Thousands of Android apps can be found due to poor database implementation

Security researchers have identified a vulnerability in the way Firebase databases are configured in an estimated 24,000 Android apps. As a result, those apps leak user data.

The leak is in the widely used sdk Firebase. It is used to use NoSQL databases and database managers in Android, iOS and C++ apps, among other things. The researchers at security firm Comparitech say the tool appears in nearly a third of all Android apps. Some of those users have the wrong configuration, which means that data can be read out.

Comparitech looked at 515,735 apps in the Play Store that use Firebase. 4282 of these leaked user data. The company extrapolates that this means that a total of about 24,000 Android apps would leak information, although the exact number cannot be confirmed. It is not clear whether the vulnerability can also be exploited on iOS or other platforms.

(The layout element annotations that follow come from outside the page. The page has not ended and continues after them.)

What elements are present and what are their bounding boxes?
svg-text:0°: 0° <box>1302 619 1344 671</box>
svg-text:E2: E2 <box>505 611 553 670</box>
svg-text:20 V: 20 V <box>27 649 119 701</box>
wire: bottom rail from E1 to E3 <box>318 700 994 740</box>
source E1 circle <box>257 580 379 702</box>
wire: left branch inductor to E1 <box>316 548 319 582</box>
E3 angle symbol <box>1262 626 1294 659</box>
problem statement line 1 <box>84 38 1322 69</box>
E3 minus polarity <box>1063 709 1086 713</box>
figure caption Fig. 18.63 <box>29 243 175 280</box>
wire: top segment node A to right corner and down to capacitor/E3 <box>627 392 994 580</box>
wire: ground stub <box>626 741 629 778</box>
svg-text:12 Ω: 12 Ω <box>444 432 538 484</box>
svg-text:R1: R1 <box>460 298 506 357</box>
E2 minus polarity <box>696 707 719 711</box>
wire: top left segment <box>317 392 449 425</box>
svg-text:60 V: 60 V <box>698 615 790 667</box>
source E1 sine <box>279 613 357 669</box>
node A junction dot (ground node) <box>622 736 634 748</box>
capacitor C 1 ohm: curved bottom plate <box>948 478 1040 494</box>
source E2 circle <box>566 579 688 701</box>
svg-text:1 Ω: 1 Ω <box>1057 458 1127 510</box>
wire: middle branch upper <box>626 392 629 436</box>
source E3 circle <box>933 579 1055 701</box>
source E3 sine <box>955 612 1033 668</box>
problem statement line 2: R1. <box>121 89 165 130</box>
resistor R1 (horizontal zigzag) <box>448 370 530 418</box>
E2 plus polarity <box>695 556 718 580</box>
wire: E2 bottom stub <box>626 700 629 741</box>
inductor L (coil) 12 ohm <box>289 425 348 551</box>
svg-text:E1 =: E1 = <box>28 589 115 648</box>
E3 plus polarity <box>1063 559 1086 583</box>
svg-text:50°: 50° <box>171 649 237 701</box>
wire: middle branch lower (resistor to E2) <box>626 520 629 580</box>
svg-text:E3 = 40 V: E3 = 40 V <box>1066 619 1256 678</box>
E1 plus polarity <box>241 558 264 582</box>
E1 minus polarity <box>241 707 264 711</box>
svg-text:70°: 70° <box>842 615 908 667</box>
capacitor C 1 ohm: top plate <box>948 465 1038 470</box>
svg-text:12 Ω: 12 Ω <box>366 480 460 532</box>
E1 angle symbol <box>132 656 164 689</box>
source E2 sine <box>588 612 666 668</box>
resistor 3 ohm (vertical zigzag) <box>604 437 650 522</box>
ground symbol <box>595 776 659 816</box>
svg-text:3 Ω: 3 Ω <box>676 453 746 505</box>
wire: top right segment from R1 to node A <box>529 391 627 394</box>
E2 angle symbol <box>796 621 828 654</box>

The databases leak e-mail addresses, telephone numbers, GPS data and IP addresses, but also usernames and passwords. Comparitech shows in a screenshot how those passwords can be retrieved in plaintext. The researchers were able to retrieve seven million email addresses, 4.4 million usernames and one million passwords from the apps studied.

It is not a vulnerability, but a misconfiguration that can be prevented by app builders themselves. The vulnerability can be exploited by simply appending .json to a Firebase url. That only works for public databases. Those urls can be found through various search engines. Google removed such links from its search results at the end of last year, but they can still be found on Bing.

Comparitech advises database administrators to implement good rules in the software by not making them publicly available, and not to store passwords in plaintext.